For centuries home cooks had prepared meals in hearths using embers and cast iron cooking vessels—skillets, Dutch ovens, spiders—and over hearth fires with cauldrons and jacks that operated as rotisseries. Because of the ways hearth fires waxed and waned, temperature control was approximate. Frying risked scorching. Boiling could be relied on more than baking, in which underbaking or overbaking took place all too commonly.
Some great houses in North America had brick stoves on the French or English big house model with compartmentalized brick fireboxes. If one used charcoal, a good deal of temperature control could be attained. Monticello’s brick French “stew stove” unearthed in the Granger/Hemings kitchen excavations by Frasier Nieman Jr. exemplifies the exceptional sort of the kitchen technology that enable elite fine dining. The degree of control available to the cooks at Monticello would not come into the hands of the American public until the mid-1830s.

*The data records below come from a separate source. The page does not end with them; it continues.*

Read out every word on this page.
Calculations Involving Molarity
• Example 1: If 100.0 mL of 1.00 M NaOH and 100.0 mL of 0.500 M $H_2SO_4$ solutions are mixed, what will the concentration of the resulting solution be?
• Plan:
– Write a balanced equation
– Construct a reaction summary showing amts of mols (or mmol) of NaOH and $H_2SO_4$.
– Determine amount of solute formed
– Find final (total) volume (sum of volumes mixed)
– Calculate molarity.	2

With great rapidity and force in the 1830s inventors introduced cook stoves for the dual purposes of heating and cooking. The best of these—those of Eliphalet Nott of Schenectady New York, and S. Pierce’s “Kitchen Range”—were coal rather than wood fired. The internal direction of heat enabled fine control of certain of the cooktop openings—sufficient to maintain steady low heat requisite for sauces and emulsions, for butter poaching fish, or simmering stock for hours. Yet the greatest recommendation for the new stoves of the 1830s was that their venting, shielding, and heat control. Customers never experience the great affliction of stoves since the days of Franklin: they often made rooms too hot and their iron bodies would not abate that heat quickly.
One might think that the benefits of the cook stove—control, fuel efficiency, effectiveness in heating—would have won it immediate and universal approbation. But there were liabilities. As Prof. R. Hare noted in the March 1, 1839 issue of The Journal of the Franklin Institute, “Stoves are objectionable when they are used for cooking, on account of the annoying fumes . . . not being generally carried up the chimney” 145. In hearthside cookery all the fumes, smoke, and odors escaped up the flue of the fireplace. In many free standing stoves only the fire box had an exhaust pipe, and no hood stood above the cooktop to vent odors. Yet there was one sector of the consumer public that embraced the stoves, liabilities and all—galley cooks on ships. The safety of a metal enclosed cooking and heating fire made it necessary.
The 1840s cemented the cook stove in the American household. Poems were written about it, meditations on the reeducation of older cooks appeared in newspapers, and actual changes occurred in American cookery. The most consequential? Not the sudden wholesale embrace of French sauces. Rather it was in the cooking of sugar. Sugar had become cheap in 1825, now the cook stove permitted the kind of temperature precision that enabled candy-making, the creation of icings and caramel. The berry pie became something doable for even average cooks. It is no great mystery why Eleanor Parkinson published her landmark The Complete Confectioner (Philadelphia) in 1846. It was the first decade when the middling householder had the technology to be a capable confectioner.